After another chance encounter with Fire Sia, we decided to form a group, “Side B Philippines”, which now eyes to give face to the country’s bi community (e.g. even starting to do research on this sector). We’ve been further enlightened of the continuing evolution of being bi. That is, bisexuality was traditionally defined as the attraction to both men and women; but since there are people who don’t conform with the gender binary, bisexuality is now being redefined as the attraction towards more than one sex or gender. In this more open definition, the “bi” in “bisexual” refers to people of one’s own gender, and people whose gender is different. Of course the country may not yet be ready for this. But I believe that by educating people, we’ll get there somehow…

I had a boyfriend. Will I have a relationship with a girl after we broke up? Perhaps; if she can accept me 100% (and I can still do my LGBT-related advocacy). People have asked me if I prefer having a relationship with boys or with girls. I only tell them that I love the person for being who she or he is, and not because of that person’s gender. And for me, that sums up what bisexuality is all about – loving someone regardless of their gender.

THE MODELS IN THE PHOTO ONLY REPRESENT THE SUBJECT OF THE ARTICLE, AND OUTRAGE MAGAZINE MAKES NO CLAIM ABOUT THEIR SOGIE.
MODELS: CUBE MANGAMPO & EJHAY GARCIA.
PHOTO BY AARON BONETTE.

Because of his name, Yffar Manalili Aquino (or just Yffar) is often mistaken as a Middle Eastern guy - that is, until people realize that "Yffar" is actually "Raffy" spelled backwards. He took up Bachelor of Secondary Education Major in Biology at De La Salle University Manila where he had to kill and study the remains of frogs and cats just to pass his Zoology and Comparative Anatomy Class.

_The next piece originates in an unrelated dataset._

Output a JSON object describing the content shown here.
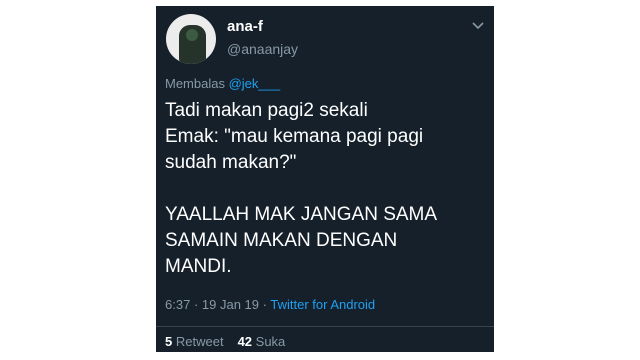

He aced his Religion courses but became agnostic instead, sometimes enjoying being a Wiccan and mastering astrology. He identifies himself as a cisgender bisexual man, which causes other people to raise their eyebrows because he is sometimes effeminate or androgynous. He believes that his sexual orientation is his personal business whether you agree or not. Yffar loves growing his facial hairs. He started his LGBT advocacy in 2006 when he founded a texting clan named "Boys Legion", started "Rainbow Bloggers Philippines", and joined Ladlad and Task Force Pride. Currently , he is the co-founder of Equality Ph and Side B Philippines. He is also a marketing guy for Outrage Magazine. A lot of work? Not nearly enough, Yffar said, after a decade of being an advocate. He wanted to become a teacher but ended up being a recruiter or a headhunter- enjoying hunting heads and giving... Jobs! From above jobs and below jobs. He can give you any job you want any time and any place! He loves giving trainings and seminars on Sexual Orientation, Gender Identity and Expression (SOGIE), Diversity and Inclusivity (DNI) in the workplace, and other LGBT thingies!